Physical examination
Palpation and auscultation of the chest may detect the presence of a friction rub or significant murmur, and thus identify a nonischemic cause for the chest symptoms. Carotid bruits or reduced pedal pulses indicate the presence of other vascular diseases. Patients with xanthomas, hypertension, or signs of congestive heart failure are more likely to have CHD, while those whose pain can be reproduced by body movement or by palpating the chest are less likely to have CHD.

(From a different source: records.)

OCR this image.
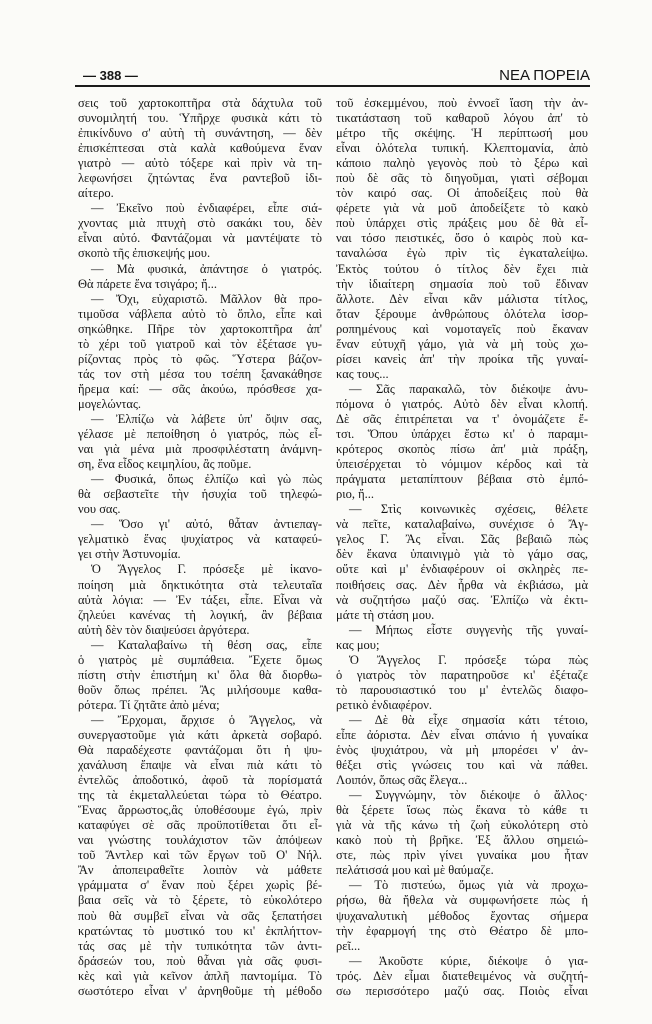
— 388 —	ΝΕΑ ΠΟΡΕΙΑ
σεις τοῦ χαρτοκοπτῆρα στὰ δάχτυλα τοῦ
συνομιλητή του. Ὑπῆρχε φυσικὰ κάτι τὸ
ἐπικίνδυνο σ' αὐτὴ τὴ συνάντηση, — δὲν
ἐπισκέπτεσαι στὰ καλὰ καθούμενα ἕναν
γιατρὸ — αὐτὸ τόξερε καὶ πρὶν νὰ τη-
λεφωνήσει ζητώντας ἕνα ραντεβοῦ ἰδι-
αίτερο.
— Ἐκεῖνο ποὺ ἐνδιαφέρει, εἶπε σιά-
χνοντας μιὰ πτυχὴ στὸ σακάκι του, δὲν
εἶναι αὐτό. Φαντάζομαι νὰ μαντέψατε τὸ
σκοπὸ τῆς ἐπισκεψής μου.
— Μὰ φυσικά, ἀπάντησε ὁ γιατρός.
Θὰ πάρετε ἕνα τσιγάρο; ἤ...
— Ὄχι, εὐχαριστῶ. Μᾶλλον θὰ προ-
τιμοῦσα νάβλεπα αὐτὸ τὸ ὅπλο, εἶπε καὶ
σηκώθηκε. Πῆρε τὸν χαρτοκοπτῆρα ἀπ'
τὸ χέρι τοῦ γιατροῦ καὶ τὸν ἐξέτασε γυ-
ρίζοντας πρὸς τὸ φῶς. Ὕστερα βάζον-
τάς τον στὴ μέσα του τσέπη ξανακάθησε
ἥρεμα καί: — σᾶς ἀκούω, πρόσθεσε χα-
μογελώντας.
— Ἐλπίζω νὰ λάβετε ὑπ' ὄψιν σας,
γέλασε μὲ πεποίθηση ὁ γιατρός, πὼς εἶ-
ναι γιὰ μένα μιὰ προσφιλέστατη ἀνάμνη-
ση, ἕνα εἶδος κειμηλίου, ἂς ποῦμε.
— Φυσικά, ὅπως ἐλπίζω καὶ γὼ πὼς
θὰ σεβαστεῖτε τὴν ἡσυχία τοῦ τηλεφώ-
νου σας.
— Ὅσο γι' αὐτό, θἆταν ἀντιεπαγ-
γελματικὸ ἕνας ψυχίατρος νὰ καταφεύ-
γει στὴν Ἀστυνομία.
Ὁ Ἄγγελος Γ. πρόσεξε μὲ ἱκανο-
ποίηση μιὰ δηκτικότητα στὰ τελευταῖα
αὐτὰ λόγια: — Ἐν τάξει, εἶπε. Εἶναι νὰ
ζηλεύει κανένας τὴ λογική, ἂν βέβαια
αὐτὴ δὲν τὸν διαψεύσει ἀργότερα.
— Καταλαβαίνω τὴ θέση σας, εἶπε
ὁ γιατρὸς μὲ συμπάθεια. Ἔχετε ὅμως
πίστη στὴν ἐπιστήμη κι' ὅλα θὰ διορθω-
θοῦν ὅπως πρέπει. Ἂς μιλήσουμε καθα-
ρότερα. Τί ζητᾶτε ἀπὸ μένα;
— Ἔρχομαι, ἄρχισε ὁ Ἄγγελος, νὰ
συνεργαστοῦμε γιὰ κάτι ἀρκετὰ σοβαρό.
Θὰ παραδέχεστε φαντάζομαι ὅτι ἡ ψυ-
χανάλυση ἔπαψε νὰ εἶναι πιὰ κάτι τὸ
ἐντελῶς ἀποδοτικό, ἀφοῦ τὰ πορίσματά
της τὰ ἐκμεταλλεύεται τώρα τὸ Θέατρο.
Ἕνας ἄρρωστος,ἂς ὑποθέσουμε ἐγώ, πρὶν
καταφύγει σὲ σᾶς προϋποτίθεται ὅτι εἶ-
ναι γνώστης τουλάχιστον τῶν ἀπόψεων
τοῦ Ἄντλερ καὶ τῶν ἔργων τοῦ Ο' Νήλ.
Ἂν ἀποπειραθεῖτε λοιπὸν νὰ μάθετε
γράμματα σ' ἕναν ποὺ ξέρει χωρὶς βέ-
βαια σεῖς νὰ τὸ ξέρετε, τὸ εὐκολότερο
ποὺ θὰ συμβεῖ εἶναι νὰ σᾶς ξεπατήσει
κρατώντας τὸ μυστικό του κι' ἐκπλήττον-
τάς σας μὲ τὴν τυπικότητα τῶν ἀντι-
δράσεών του, ποὺ θἆναι γιὰ σᾶς φυσι-
κὲς καὶ γιὰ κεῖνον ἁπλῆ παντομίμα. Τὸ
σωστότερο εἶναι ν' ἀρνηθοῦμε τὴ μέθοδο
τοῦ ἐσκεμμένου, ποὺ ἐννοεῖ ἴαση τὴν ἀν-
τικατάσταση τοῦ καθαροῦ λόγου ἀπ' τὸ
μέτρο τῆς σκέψης. Ἡ περίπτωσή μου
εἶναι ὁλότελα τυπική. Κλεπτομανία, ἀπὸ
κάποιο παληὸ γεγονὸς ποὺ τὸ ξέρω καὶ
ποὺ δὲ σᾶς τὸ διηγοῦμαι, γιατὶ σέβομαι
τὸν καιρό σας. Οἱ ἀποδείξεις ποὺ θὰ
φέρετε γιὰ νὰ μοῦ ἀποδείξετε τὸ κακὸ
ποὺ ὑπάρχει στὶς πράξεις μου δὲ θὰ εἶ-
ναι τόσο πειστικές, ὅσο ὁ καιρὸς ποὺ κα-
ταναλώσα ἐγὼ πρὶν τὶς ἐγκαταλείψω.
Ἐκτὸς τούτου ὁ τίτλος δὲν ἔχει πιὰ
τὴν ἰδιαίτερη σημασία ποὺ τοῦ ἔδιναν
ἄλλοτε. Δὲν εἶναι κἂν μάλιστα τίτλος,
ὅταν ξέρουμε ἀνθρώπους ὁλότελα ἰσορ-
ροπημένους καὶ νομοταγεῖς ποὺ ἔκαναν
ἕναν εὐτυχῆ γάμο, γιὰ νὰ μὴ τοὺς χω-
ρίσει κανεὶς ἀπ' τὴν προίκα τῆς γυναί-
κας τους...
— Σᾶς παρακαλῶ, τὸν διέκοψε ἀνυ-
πόμονα ὁ γιατρός. Αὐτὸ δὲν εἶναι κλοπή.
Δὲ σᾶς ἐπιτρέπεται να τ' ὀνομάζετε ἔ-
τσι. Ὅπου ὑπάρχει ἔστω κι' ὁ παραμι-
κρότερος σκοπὸς πίσω ἀπ' μιὰ πράξη,
ὑπεισέρχεται τὸ νόμιμον κέρδος καὶ τὰ
πράγματα μεταπίπτουν βέβαια στὸ ἐμπό-
ριο, ἤ...
— Στὶς κοινωνικὲς σχέσεις, θέλετε
νὰ πεῖτε, καταλαβαίνω, συνέχισε ὁ Ἄγ-
γελος Γ. Ἂς εἶναι. Σᾶς βεβαιῶ πὼς
δὲν ἔκανα ὑπαινιγμὸ γιὰ τὸ γάμο σας,
οὔτε καὶ μ' ἐνδιαφέρουν οἱ σκληρὲς πε-
ποιθήσεις σας. Δὲν ἦρθα νὰ ἐκβιάσω, μὰ
νὰ συζητήσω μαζύ σας. Ἐλπίζω νὰ ἐκτι-
μάτε τὴ στάση μου.
— Μήπως εἶστε συγγενὴς τῆς γυναί-
κας μου;
Ὁ Ἄγγελος Γ. πρόσεξε τώρα πὼς
ὁ γιατρὸς τὸν παρατηροῦσε κι' ἐξέταζε
τὸ παρουσιαστικό του μ' ἐντελῶς διαφο-
ρετικὸ ἐνδιαφέρον.
— Δὲ θὰ εἶχε σημασία κάτι τέτοιο,
εἶπε ἀόριστα. Δὲν εἶναι σπάνιο ἡ γυναίκα
ἑνὸς ψυχιάτρου, νὰ μὴ μπορέσει ν' ἀν-
θέξει στὶς γνώσεις του καὶ νὰ πάθει.
Λοιπόν, ὅπως σᾶς ἔλεγα...
— Συγγνώμην, τὸν διέκοψε ὁ ἄλλος·
θὰ ξέρετε ἴσως πὼς ἔκανα τὸ κάθε τι
γιὰ νὰ τῆς κάνω τὴ ζωὴ εὐκολότερη στὸ
κακὸ ποὺ τὴ βρῆκε. Ἐξ ἄλλου σημειώ-
στε, πὼς πρὶν γίνει γυναίκα μου ἦταν
πελάτισσά μου καὶ μὲ θαύμαζε.
— Τὸ πιστεύω, ὅμως γιὰ νὰ προχω-
ρήσω, θὰ ἤθελα νὰ συμφωνήσετε πὼς ἡ
ψυχαναλυτικὴ μέθοδος ἔχοντας σήμερα
τὴν ἐφαρμογή της στὸ Θέατρο δὲ μπο-
ρεῖ...
— Ἀκοῦστε κύριε, διέκοψε ὁ για-
τρός. Δὲν εἶμαι διατεθειμένος νὰ συζητή-
σω περισσότερο μαζύ σας. Ποιὸς εἶναι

Risk factor assessment. The assessment of risk factors for CHD allows the identification of many patients at high risk for CHD and can be helpful in guiding the choice of additional tests. As evident in the Framingham Heart Study,4 independent risk factors such as cigarette smoking, hypertension, diabetes mellitus, and hyperlipidemia are direct causes of CHD.
Laboratory tests
In the patient at low risk of CHD, blood testing for cardiac markers is not indicated. A lipid profile and blood glucose level help to establish the risk level associated with hyperlipidemia and diabetes. A complete blood count (eg, for anemia), thyroid hormone studies (eg, for hyperthyroidism), arterial blood gases (eg, PCO2 for chronic obstructive pulmonary disease), and other tests may help in diagnosing contributory conditions.
Resting electrocardiogram
A routine resting 12-lead ECG is an inexpensive but critical test that can provide important diagnostic and prognostic information. Evidence of infarction, ischemia, hypertrophy arrhythmias, and conduction disturbances can be detected and, if present, substantially increase the likelihood of a cardiac cause of symptoms.
Even the presence of mild or nonspecific ST-T wave changes, while not diagnostic, can aid the clinician by suggesting a higher probability of a nondiagnostic stress ECG and the need for an imaging stress test.3 An abnormal resting ECG with ST-T wave changes associated with digoxin use, left bundle branch block, left ventricular hypertrophy, and so on, limit interpretation of an exercise ECG, and points to a need for exercise testing with imaging.
It is important to note that a normal ECG obtained when the patient is asymptomatic does not exclude CHD, and additional risk stratification with noninvasive diagnostic stress testing may be indicated.5
Chest x-ray
A chest x-ray is often appropriate for patients with cardiac or pulmonary signs/symptoms. It may show cardiac enlargement, ventricular aneurysm, or evidence of heart failure, which may support the diagnosis of CHD and help to assess the extent of cardiopulmonary involvement.
Noninvasive stress testing
Considering our 2 patients with occasional episodes of unexplained chest discomfort: Based on the ECG and clinical findings, their risk for CHD is considered low to intermediate.
Test selection
Diagnostic tests should be selected based on the clinician’s estimate of probability of CHD.2
Low probability. If the likelihood of CHD is low, stress testing is generally not indicated, as its specificity is extremely low, and test results do not improve diagnostic accuracy over the clinical impression alone.
Intermediate probability. If the patient is able to exercise to capacity, the choice is exercise testing. Patients who can exercise and have an interpretable ECG, with no evidence of left ventricular dysfunction and no prior revascularization procedure, should usually undergo standard stress ECG testing. If the ECG is not interpretable, (due to repolarization abnormalities, left bundle branch block, left ventricular hypertrophy, digoxin use, etc) an exercise test with imaging (nuclear or echocardiographic) is indicated.
For patients unable to exercise, pharmacologic stress testing with imaging is indicated.
High probability. If the probability of CHD is high, it is reasonable to proceed directly to coronary angiography.
Exercise stress test
Exercise testing is a cardiovascular stress that uses treadmill or bicycle exercise with ECG and blood pressure monitoring. Such testing is widely available and relatively inexpensive.2 It allows assessment of exercise capacity and correlation of symptoms with ECG changes typical of myocardial ischemia.
Exercise testing provides the highest level of incremental diagnostic and prognostic information for patients with an intermediate probability of CHD.2 An important objective of stress testing is to identify individuals with a high risk for severe (left main or 3-vessel) CHD. More invasive procedures, such as percutaneous cutaneous angioplasty (PCTA), are recommended for these high-risk individuals to improve their survival.
Candidates for exercise treadmill testing include patients with stable symptoms who can be expected to exercise to an adequate workload. Patients with repolarization abnormalities on the resting ECG, such as left bundle branch block, left ventricular hypertrophy, or digoxin use, frequently have noninterpretable stress ECGs and may benefit from imaging techniques.
Limitations. Some patients referred for exercise treadmill testing are unable to achieve either adequate exercise levels or the target heart rate due to comorbid conditions,6 such as degenerative joint disease, obesity, pulmonary disease, peripheral vascular disease, central nervous system disorders, physical deconditioning, chronotropic incompetence, and medications such as beta blockers. More subtle factors, such as an unwillingness to exercise, may also affect a patient’s suitability for stress testing. These patients should be considered for pharmacologic stress testing.